> It's not unheard of for an officer themselves to be the stalker
This was one of the motivations for passage of the Driver's Privacy Protection Act of 1994. Nowadays, officers need a legitimate reason to run a plate - unless the patrol car is fitted with automatic cameras[1] that look up every plate of every car they drive past.
> The Virginia state police used license plate readers to track people’s attendance at political events; > The New York Police Department used license plate readers to keep track of who visited certain places of worship, and how often;
> Despite all this surveillance, ALPR technology has been repeatedly shown to be unreliable; like other police technologies, ALPRs can and do make mistakes.[2]

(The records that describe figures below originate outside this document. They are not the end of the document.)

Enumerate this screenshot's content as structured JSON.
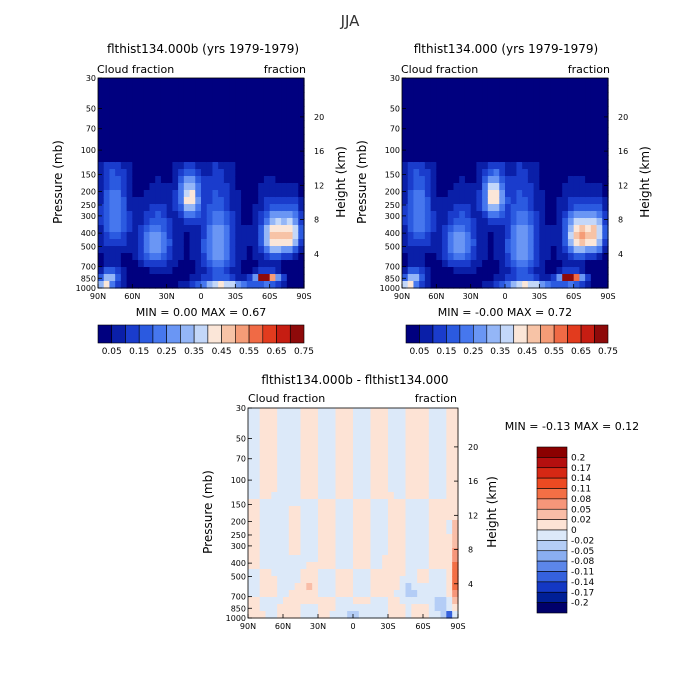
{
  "page_title": "JJA",
  "chart_data": [
    {
      "type": "heatmap",
      "id": "p1",
      "title": "flthist134.000b (yrs 1979-1979)",
      "left_label": "Cloud fraction",
      "right_label": "fraction",
      "ylabel": "Pressure (mb)",
      "y2label": "Height (km)",
      "x_ticks": [
        "90N",
        "60N",
        "30N",
        "0",
        "30S",
        "60S",
        "90S"
      ],
      "y_ticks": [
        "1000",
        "850",
        "700",
        "500",
        "400",
        "300",
        "250",
        "200",
        "150",
        "100",
        "70",
        "50",
        "30"
      ],
      "y_tick_values": [
        1000,
        850,
        700,
        500,
        400,
        300,
        250,
        200,
        150,
        100,
        70,
        50,
        30
      ],
      "y2_ticks": [
        "4",
        "8",
        "12",
        "16",
        "20"
      ],
      "y2_tick_values": [
        4,
        8,
        12,
        16,
        20
      ],
      "stats": "MIN = 0.00 MAX = 0.67",
      "colorbar_labels": [
        "0.05",
        "0.15",
        "0.25",
        "0.35",
        "0.45",
        "0.55",
        "0.65",
        "0.75"
      ],
      "features": [
        {
          "lat": 10,
          "p": 220,
          "value": 0.4,
          "wlat": 9,
          "wp": 80
        },
        {
          "lat": 40,
          "p": 470,
          "value": 0.28,
          "wlat": 14,
          "wp": 220
        },
        {
          "lat": 75,
          "p": 300,
          "value": 0.22,
          "wlat": 12,
          "wp": 200
        },
        {
          "lat": -15,
          "p": 500,
          "value": 0.3,
          "wlat": 14,
          "wp": 350
        },
        {
          "lat": -65,
          "p": 420,
          "value": 0.45,
          "wlat": 12,
          "wp": 160
        },
        {
          "lat": -80,
          "p": 400,
          "value": 0.35,
          "wlat": 8,
          "wp": 150
        },
        {
          "lat": -55,
          "p": 860,
          "value": 0.62,
          "wlat": 6,
          "wp": 45
        },
        {
          "lat": -60,
          "p": 850,
          "value": 0.45,
          "wlat": 11,
          "wp": 90
        },
        {
          "lat": -20,
          "p": 940,
          "value": 0.35,
          "wlat": 22,
          "wp": 80
        },
        {
          "lat": 85,
          "p": 980,
          "value": 0.62,
          "wlat": 5,
          "wp": 40
        },
        {
          "lat": 80,
          "p": 860,
          "value": 0.3,
          "wlat": 10,
          "wp": 120
        }
      ]
    },
    {
      "type": "heatmap",
      "id": "p2",
      "title": "flthist134.000 (yrs 1979-1979)",
      "left_label": "Cloud fraction",
      "right_label": "fraction",
      "ylabel": "Pressure (mb)",
      "y2label": "Height (km)",
      "x_ticks": [
        "90N",
        "60N",
        "30N",
        "0",
        "30S",
        "60S",
        "90S"
      ],
      "y_ticks": [
        "1000",
        "850",
        "700",
        "500",
        "400",
        "300",
        "250",
        "200",
        "150",
        "100",
        "70",
        "50",
        "30"
      ],
      "y_tick_values": [
        1000,
        850,
        700,
        500,
        400,
        300,
        250,
        200,
        150,
        100,
        70,
        50,
        30
      ],
      "y2_ticks": [
        "4",
        "8",
        "12",
        "16",
        "20"
      ],
      "y2_tick_values": [
        4,
        8,
        12,
        16,
        20
      ],
      "stats": "MIN = -0.00 MAX = 0.72",
      "colorbar_labels": [
        "0.05",
        "0.15",
        "0.25",
        "0.35",
        "0.45",
        "0.55",
        "0.65",
        "0.75"
      ],
      "features": [
        {
          "lat": 10,
          "p": 220,
          "value": 0.42,
          "wlat": 9,
          "wp": 80
        },
        {
          "lat": 40,
          "p": 470,
          "value": 0.28,
          "wlat": 14,
          "wp": 220
        },
        {
          "lat": 75,
          "p": 300,
          "value": 0.22,
          "wlat": 12,
          "wp": 200
        },
        {
          "lat": -15,
          "p": 500,
          "value": 0.3,
          "wlat": 14,
          "wp": 350
        },
        {
          "lat": -65,
          "p": 420,
          "value": 0.48,
          "wlat": 12,
          "wp": 160
        },
        {
          "lat": -80,
          "p": 400,
          "value": 0.35,
          "wlat": 8,
          "wp": 150
        },
        {
          "lat": -55,
          "p": 860,
          "value": 0.65,
          "wlat": 6,
          "wp": 45
        },
        {
          "lat": -60,
          "p": 850,
          "value": 0.45,
          "wlat": 11,
          "wp": 90
        },
        {
          "lat": -20,
          "p": 940,
          "value": 0.35,
          "wlat": 22,
          "wp": 80
        },
        {
          "lat": 85,
          "p": 980,
          "value": 0.65,
          "wlat": 5,
          "wp": 40
        },
        {
          "lat": 80,
          "p": 860,
          "value": 0.3,
          "wlat": 10,
          "wp": 120
        }
      ]
    },
    {
      "type": "heatmap",
      "id": "p3",
      "title": "flthist134.000b - flthist134.000",
      "left_label": "Cloud fraction",
      "right_label": "fraction",
      "ylabel": "Pressure (mb)",
      "y2label": "Height (km)",
      "x_ticks": [
        "90N",
        "60N",
        "30N",
        "0",
        "30S",
        "60S",
        "90S"
      ],
      "y_ticks": [
        "1000",
        "850",
        "700",
        "500",
        "400",
        "300",
        "250",
        "200",
        "150",
        "100",
        "70",
        "50",
        "30"
      ],
      "y_tick_values": [
        1000,
        850,
        700,
        500,
        400,
        300,
        250,
        200,
        150,
        100,
        70,
        50,
        30
      ],
      "y2_ticks": [
        "4",
        "8",
        "12",
        "16",
        "20"
      ],
      "y2_tick_values": [
        4,
        8,
        12,
        16,
        20
      ],
      "stats": "MIN = -0.13 MAX = 0.12",
      "colorbar_labels": [
        "0.2",
        "0.17",
        "0.14",
        "0.11",
        "0.08",
        "0.05",
        "0.02",
        "0",
        "-0.02",
        "-0.05",
        "-0.08",
        "-0.11",
        "-0.14",
        "-0.17",
        "-0.2"
      ],
      "features": [
        {
          "lat": 80,
          "p": 980,
          "value": 0.12,
          "wlat": 3,
          "wp": 30
        },
        {
          "lat": -87,
          "p": 500,
          "value": 0.1,
          "wlat": 3,
          "wp": 250
        },
        {
          "lat": -82,
          "p": 950,
          "value": -0.13,
          "wlat": 4,
          "wp": 60
        },
        {
          "lat": -75,
          "p": 800,
          "value": -0.04,
          "wlat": 6,
          "wp": 150
        },
        {
          "lat": 50,
          "p": 700,
          "value": 0.03,
          "wlat": 6,
          "wp": 60
        },
        {
          "lat": 35,
          "p": 600,
          "value": 0.02,
          "wlat": 5,
          "wp": 120
        },
        {
          "lat": -35,
          "p": 450,
          "value": 0.02,
          "wlat": 6,
          "wp": 160
        },
        {
          "lat": -50,
          "p": 650,
          "value": -0.03,
          "wlat": 6,
          "wp": 150
        },
        {
          "lat": 60,
          "p": 400,
          "value": -0.02,
          "wlat": 6,
          "wp": 200
        },
        {
          "lat": 0,
          "p": 900,
          "value": -0.03,
          "wlat": 12,
          "wp": 80
        },
        {
          "lat": -55,
          "p": 870,
          "value": 0.04,
          "wlat": 5,
          "wp": 50
        }
      ]
    }
  ]
}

Generally, court decisions have held that you have zero expectation of privacy when you are in public spaces. Current license plate standards[3] aim for plates that are not cluttered and are easily read by the human eyeball, despite being wrapped with license plate frames (which usually make the state hard/impossible to read which is the most common failure mode for ANLR[4]). If the reflectivity material (traditionally called "ScotchLite"[5]) is worn out (or defaced), most states require the plate to be replaced.
Notes:
0 - https://en.wikipedia.org/wiki/Driver%27s_Privacy_Protection_... Prior to passage, a slang term for running/looking up the plate/registration of a car with a pretty woman driver was "running a date".
1 - https://sls.eff.org/technologies/automated-license-plate-rea...
2 - https://www.aclum.org/publications/what-you-need-know-about-...
3 - https://www.aamva.org/getmedia/646bcc8a-219b-47d8-b5cd-72624...
4 - https://www.aamva.org/getmedia/0063bf88-cb44-4ab9-90b6-200c8...
5 - https://www.3m.com/3M/en_US/scotchlite-reflective-material-u...
Disclaimers:
I used to work for my state's motor vehicle department and had database/developer access to driving licenses and motor vehicle registration records.